Astarita no dijo nada y se dirigió a la caja a pagar. Salimos del bar y volvimos a pasear por el Corso. El sol, el ruido y el movimiento de la gente, todas aquellas caras sanas y rojas de provincianos, me alegraron. Cuando llegamos a una plazuela apartada, al fondo de una travesía del Corso, dije de pronto:
—Si yo tuviera una casa bonita como aquélla…
Señalé una pequeña y sencilla, de dos pisos, al lado de una iglesia.
—Me gustaría mucho vivir en un sitio así.
—¡Qué horror! —exclamó Gisella—. Vivir en provincias, y por si fuera poco en Viterbo… ¡Ni cubierta de oro!
—Te cansarías pronto, Adriana —dijo Ricardo—. El que está acostumbrado a vivir en una gran capital, no puede vivir en una ciudad de provincias.
—Os equivocáis —les dije—. Yo estaría muy a gusto con un hombre que me quisiera y cuatro habitaciones limpias, una pérgola y cuatro ventanas… No pediría más.
Hablaba con sinceridad porque estaba viéndome con Gino en aquella casita viterbense.
—¿Y usted qué piensa? —le pregunté a Astarita.
—Con usted, desde luego me quedaría —respondió casi entre dientes, procurando que no lo oyeran los otros.
—Tu defecto, Adriana —dijo Gisella— es ser demasiado modesta.

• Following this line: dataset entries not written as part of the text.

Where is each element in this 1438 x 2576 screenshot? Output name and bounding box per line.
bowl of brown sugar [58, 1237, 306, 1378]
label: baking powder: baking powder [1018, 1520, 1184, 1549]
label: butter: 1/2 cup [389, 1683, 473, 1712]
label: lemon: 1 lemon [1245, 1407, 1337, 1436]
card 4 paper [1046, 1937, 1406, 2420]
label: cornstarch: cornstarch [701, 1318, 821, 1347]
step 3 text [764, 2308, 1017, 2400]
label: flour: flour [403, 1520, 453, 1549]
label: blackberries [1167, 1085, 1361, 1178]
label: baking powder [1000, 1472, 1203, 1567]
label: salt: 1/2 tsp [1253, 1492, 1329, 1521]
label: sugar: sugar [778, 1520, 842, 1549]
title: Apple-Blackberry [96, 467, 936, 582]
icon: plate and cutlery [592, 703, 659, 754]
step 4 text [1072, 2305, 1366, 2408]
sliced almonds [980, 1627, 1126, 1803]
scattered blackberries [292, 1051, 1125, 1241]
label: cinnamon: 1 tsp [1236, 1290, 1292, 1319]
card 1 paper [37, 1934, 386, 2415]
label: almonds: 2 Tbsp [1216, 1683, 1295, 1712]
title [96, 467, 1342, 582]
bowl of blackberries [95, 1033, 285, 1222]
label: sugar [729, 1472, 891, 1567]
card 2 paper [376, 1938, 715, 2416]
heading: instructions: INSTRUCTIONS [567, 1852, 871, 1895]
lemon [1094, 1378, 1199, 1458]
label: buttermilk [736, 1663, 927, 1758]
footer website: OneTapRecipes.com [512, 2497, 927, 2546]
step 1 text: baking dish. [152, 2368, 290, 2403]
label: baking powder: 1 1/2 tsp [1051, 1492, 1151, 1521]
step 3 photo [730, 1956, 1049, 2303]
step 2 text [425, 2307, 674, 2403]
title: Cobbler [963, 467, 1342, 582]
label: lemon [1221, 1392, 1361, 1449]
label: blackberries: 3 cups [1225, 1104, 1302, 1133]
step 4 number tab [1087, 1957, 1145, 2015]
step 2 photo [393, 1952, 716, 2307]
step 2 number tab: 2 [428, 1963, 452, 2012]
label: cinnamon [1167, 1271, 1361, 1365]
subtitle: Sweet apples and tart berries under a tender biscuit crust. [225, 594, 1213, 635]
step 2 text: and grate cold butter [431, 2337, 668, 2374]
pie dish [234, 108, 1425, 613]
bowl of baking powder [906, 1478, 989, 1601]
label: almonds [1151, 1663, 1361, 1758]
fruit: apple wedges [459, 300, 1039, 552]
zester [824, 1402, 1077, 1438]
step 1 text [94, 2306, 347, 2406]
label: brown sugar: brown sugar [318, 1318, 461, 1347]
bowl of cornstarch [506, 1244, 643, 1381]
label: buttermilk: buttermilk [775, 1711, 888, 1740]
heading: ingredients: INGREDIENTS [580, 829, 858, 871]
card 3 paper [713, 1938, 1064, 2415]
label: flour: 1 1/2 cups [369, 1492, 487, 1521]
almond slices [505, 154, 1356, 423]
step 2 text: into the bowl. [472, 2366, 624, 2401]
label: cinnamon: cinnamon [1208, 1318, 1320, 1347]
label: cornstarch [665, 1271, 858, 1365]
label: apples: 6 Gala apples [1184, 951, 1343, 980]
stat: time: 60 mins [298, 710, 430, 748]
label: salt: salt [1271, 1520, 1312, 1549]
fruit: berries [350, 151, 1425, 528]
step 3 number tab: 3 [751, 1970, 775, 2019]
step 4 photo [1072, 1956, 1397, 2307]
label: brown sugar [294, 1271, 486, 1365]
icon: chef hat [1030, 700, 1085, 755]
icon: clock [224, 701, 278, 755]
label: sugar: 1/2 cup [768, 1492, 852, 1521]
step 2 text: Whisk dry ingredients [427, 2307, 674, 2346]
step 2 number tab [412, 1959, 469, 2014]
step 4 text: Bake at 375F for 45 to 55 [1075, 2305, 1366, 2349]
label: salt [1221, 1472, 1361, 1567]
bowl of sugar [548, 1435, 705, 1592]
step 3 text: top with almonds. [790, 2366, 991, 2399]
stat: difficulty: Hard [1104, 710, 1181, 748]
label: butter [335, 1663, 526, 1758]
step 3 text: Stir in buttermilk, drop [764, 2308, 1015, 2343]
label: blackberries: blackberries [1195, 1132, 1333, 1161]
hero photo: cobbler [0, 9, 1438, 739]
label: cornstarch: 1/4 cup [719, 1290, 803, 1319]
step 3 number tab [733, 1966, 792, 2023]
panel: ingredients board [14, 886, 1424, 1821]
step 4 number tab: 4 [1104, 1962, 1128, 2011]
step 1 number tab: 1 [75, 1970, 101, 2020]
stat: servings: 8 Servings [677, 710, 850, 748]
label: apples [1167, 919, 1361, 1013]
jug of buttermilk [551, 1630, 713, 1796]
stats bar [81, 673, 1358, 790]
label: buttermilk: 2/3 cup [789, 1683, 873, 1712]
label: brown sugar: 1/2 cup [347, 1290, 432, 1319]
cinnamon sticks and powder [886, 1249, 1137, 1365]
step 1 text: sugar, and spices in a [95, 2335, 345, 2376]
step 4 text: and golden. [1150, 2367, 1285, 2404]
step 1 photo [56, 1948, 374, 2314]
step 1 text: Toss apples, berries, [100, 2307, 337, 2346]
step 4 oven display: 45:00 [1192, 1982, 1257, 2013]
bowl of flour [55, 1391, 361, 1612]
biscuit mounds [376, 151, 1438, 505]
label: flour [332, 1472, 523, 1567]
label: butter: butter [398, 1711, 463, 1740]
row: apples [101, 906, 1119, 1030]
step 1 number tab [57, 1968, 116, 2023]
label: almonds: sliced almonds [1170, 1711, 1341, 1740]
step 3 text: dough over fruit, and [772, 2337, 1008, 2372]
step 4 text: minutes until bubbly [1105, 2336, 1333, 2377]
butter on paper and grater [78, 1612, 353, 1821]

En esta vida, quien desea poco no obtiene nada.
—Yo no deseo nada —repliqué.
—Pero casarte con Gino, sí —observó Ricardo.
—¡Ah, eso sí!
Ya era tarde. El Corso iba quedando desierto y entramos en un restaurante. La sala de la planta baja estaba llena mayormente de campesinos llegados a Viterbo para el mercado. Gisella frunció la nariz observando que había un hedor que cortaba la respiración y preguntó al dueño si podíamos comer en el piso superior. El dueño contestó afirmativamente y, precediéndonos por una escalerilla de madera, nos condujo a una habitación larga y estrecha con una sola ventana que daba a un callejón. Abrió las contraventanas y cerró los cristales y después cubrió con un mantel una gran mesa rústica que ocupaba gran parte de la estancia. Recuerdo que las paredes estaban cubiertas con un viejo papel descolorido y roto en diversas partes que aún mostraba un dibujo de flores y de pájaros y que además de la mesa no había más que un pequeño aparador con un armario de vidrio lleno de platos.